Seminar • Cryptography, Security, and Privacy (CrySP) — Space Wars: Exploiting Program (in)Variants for Software Security

Thursday, February 13, 2020 10:30 am - 10:30 am EST (GMT -05:00)

Hong Hu, Research Scientist
School of Computer Science, Georgia Institute of Technology

The ever-increasing code base of modern software inevitably introduces vulnerabilities which enable attackers to construct sophisticated exploits and compromise our computer systems. Control-flow hijacking is the state-of-the-art exploit method, where attackers aim to take over the execution of the vulnerable program. Accordingly, defenders strive to protect the control-flow integrity to mitigate attacks. As these protections gradually get deployed, it is getting harder for attackers to hijack the control-flow and they may switch to other exploit methods to achieve malicious goals. It is urgent for defenders to understand the remaining attack vectors and develop defenses in advance.

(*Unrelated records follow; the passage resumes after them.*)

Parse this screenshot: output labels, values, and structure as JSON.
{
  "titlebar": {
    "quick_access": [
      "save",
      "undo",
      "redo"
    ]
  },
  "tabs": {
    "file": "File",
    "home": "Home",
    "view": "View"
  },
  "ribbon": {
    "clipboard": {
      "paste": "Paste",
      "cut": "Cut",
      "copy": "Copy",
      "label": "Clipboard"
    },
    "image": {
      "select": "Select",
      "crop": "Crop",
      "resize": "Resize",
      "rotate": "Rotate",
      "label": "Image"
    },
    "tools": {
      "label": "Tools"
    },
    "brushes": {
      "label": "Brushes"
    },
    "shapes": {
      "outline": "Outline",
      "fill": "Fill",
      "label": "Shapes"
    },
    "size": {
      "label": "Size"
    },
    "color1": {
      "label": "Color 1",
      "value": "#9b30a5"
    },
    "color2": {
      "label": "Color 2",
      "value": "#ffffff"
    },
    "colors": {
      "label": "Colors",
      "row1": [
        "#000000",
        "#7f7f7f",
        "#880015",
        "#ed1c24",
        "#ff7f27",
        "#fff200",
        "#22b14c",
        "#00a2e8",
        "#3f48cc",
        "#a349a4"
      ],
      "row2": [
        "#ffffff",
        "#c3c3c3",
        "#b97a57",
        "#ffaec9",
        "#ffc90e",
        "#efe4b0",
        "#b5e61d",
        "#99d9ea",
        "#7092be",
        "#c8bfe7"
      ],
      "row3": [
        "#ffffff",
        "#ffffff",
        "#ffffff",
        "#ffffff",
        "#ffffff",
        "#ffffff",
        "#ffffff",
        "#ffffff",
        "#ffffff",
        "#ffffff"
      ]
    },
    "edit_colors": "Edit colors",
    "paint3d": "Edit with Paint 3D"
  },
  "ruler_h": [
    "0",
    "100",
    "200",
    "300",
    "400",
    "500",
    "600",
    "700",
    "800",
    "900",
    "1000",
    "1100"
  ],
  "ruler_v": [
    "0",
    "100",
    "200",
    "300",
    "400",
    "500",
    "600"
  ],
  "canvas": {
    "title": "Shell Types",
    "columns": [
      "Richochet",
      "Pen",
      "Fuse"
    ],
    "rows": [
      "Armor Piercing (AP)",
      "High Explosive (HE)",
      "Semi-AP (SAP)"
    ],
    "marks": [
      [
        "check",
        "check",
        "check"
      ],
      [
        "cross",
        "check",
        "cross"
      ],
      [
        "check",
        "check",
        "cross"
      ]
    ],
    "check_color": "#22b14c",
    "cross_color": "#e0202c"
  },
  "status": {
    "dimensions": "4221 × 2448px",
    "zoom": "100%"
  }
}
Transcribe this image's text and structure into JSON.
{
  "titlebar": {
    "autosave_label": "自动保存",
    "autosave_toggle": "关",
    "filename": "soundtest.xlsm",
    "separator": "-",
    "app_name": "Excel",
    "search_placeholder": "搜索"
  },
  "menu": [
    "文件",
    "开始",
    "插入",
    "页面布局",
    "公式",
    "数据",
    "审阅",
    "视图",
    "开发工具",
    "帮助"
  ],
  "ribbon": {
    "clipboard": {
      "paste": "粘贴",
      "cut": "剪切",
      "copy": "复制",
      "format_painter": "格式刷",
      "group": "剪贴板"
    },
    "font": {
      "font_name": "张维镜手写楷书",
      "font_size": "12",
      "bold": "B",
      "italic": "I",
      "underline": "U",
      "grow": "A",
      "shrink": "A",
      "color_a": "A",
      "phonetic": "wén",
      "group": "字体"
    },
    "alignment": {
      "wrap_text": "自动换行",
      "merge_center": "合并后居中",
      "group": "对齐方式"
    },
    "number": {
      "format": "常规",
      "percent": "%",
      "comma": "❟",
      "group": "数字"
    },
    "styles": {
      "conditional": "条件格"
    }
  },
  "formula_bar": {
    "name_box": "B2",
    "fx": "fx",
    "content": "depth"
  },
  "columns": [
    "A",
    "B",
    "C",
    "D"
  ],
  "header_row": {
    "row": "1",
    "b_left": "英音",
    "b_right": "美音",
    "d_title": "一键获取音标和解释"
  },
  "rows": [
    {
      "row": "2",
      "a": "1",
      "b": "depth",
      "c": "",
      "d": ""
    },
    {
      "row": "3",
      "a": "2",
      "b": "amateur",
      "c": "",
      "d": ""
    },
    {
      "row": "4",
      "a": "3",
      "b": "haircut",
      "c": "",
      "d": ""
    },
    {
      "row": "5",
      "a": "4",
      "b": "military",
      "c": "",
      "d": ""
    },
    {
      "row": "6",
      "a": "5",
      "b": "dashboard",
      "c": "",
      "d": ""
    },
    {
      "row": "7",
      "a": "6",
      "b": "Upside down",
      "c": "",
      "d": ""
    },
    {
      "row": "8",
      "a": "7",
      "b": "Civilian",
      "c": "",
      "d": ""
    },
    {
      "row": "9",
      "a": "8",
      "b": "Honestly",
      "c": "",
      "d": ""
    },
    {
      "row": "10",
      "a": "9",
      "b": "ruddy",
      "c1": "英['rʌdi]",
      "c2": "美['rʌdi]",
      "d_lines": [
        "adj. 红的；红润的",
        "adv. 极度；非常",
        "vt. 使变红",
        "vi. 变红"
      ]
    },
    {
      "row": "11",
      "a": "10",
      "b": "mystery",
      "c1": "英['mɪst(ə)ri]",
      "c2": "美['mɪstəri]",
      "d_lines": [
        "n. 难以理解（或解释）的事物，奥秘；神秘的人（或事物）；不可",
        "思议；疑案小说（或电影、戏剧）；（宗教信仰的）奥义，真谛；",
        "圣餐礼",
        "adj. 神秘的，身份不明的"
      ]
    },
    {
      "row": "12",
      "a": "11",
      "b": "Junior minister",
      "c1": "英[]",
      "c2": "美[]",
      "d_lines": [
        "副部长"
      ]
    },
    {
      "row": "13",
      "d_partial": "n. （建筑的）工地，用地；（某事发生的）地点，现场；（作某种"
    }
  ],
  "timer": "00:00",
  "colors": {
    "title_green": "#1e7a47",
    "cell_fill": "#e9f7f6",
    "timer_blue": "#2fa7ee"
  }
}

In this talk, I will present two works that explore the program data space to provide comprehensive protections and to find new devastating attacks. First, I will demonstrate that program data space provides necessary auxiliary information for achieving complete protection against control-flow attacks. Specifically, only with extra context information, we can get the unique code target for indirect calls and jumps. Second, I will demonstrate that data-oriented attacks, which conform to all control-flow protections, are practical, expressive and can be generated automatically. Attackers can systematically search in the program data space to construct arbitrary, even Turing-complete computations in real-world programs, like browsers. In the end, I will talk about my plan on extending data-oriented attacks to other platforms and languages, and the potential directions to prevent this new type of attack.

Bio: Dr. Hong Hu is a research scientist of computer science at the Georgia Institute of Technology. His main research area is system and software security, focusing on exploring new attack vectors of memory errors and developing effective defense mechanisms. His work has appeared in top venues of system security, including IEEE S&P, USENIX Security, CCS and NDSS. He received the Best Paper Award from CCS 2019 and ICECCS 2014. 

Dr. Hu obtained his Ph.D. degree from the National University of Singapore in 2016, and was a Postdoctoral Fellow at Georgia Tech from 2017 to 2019.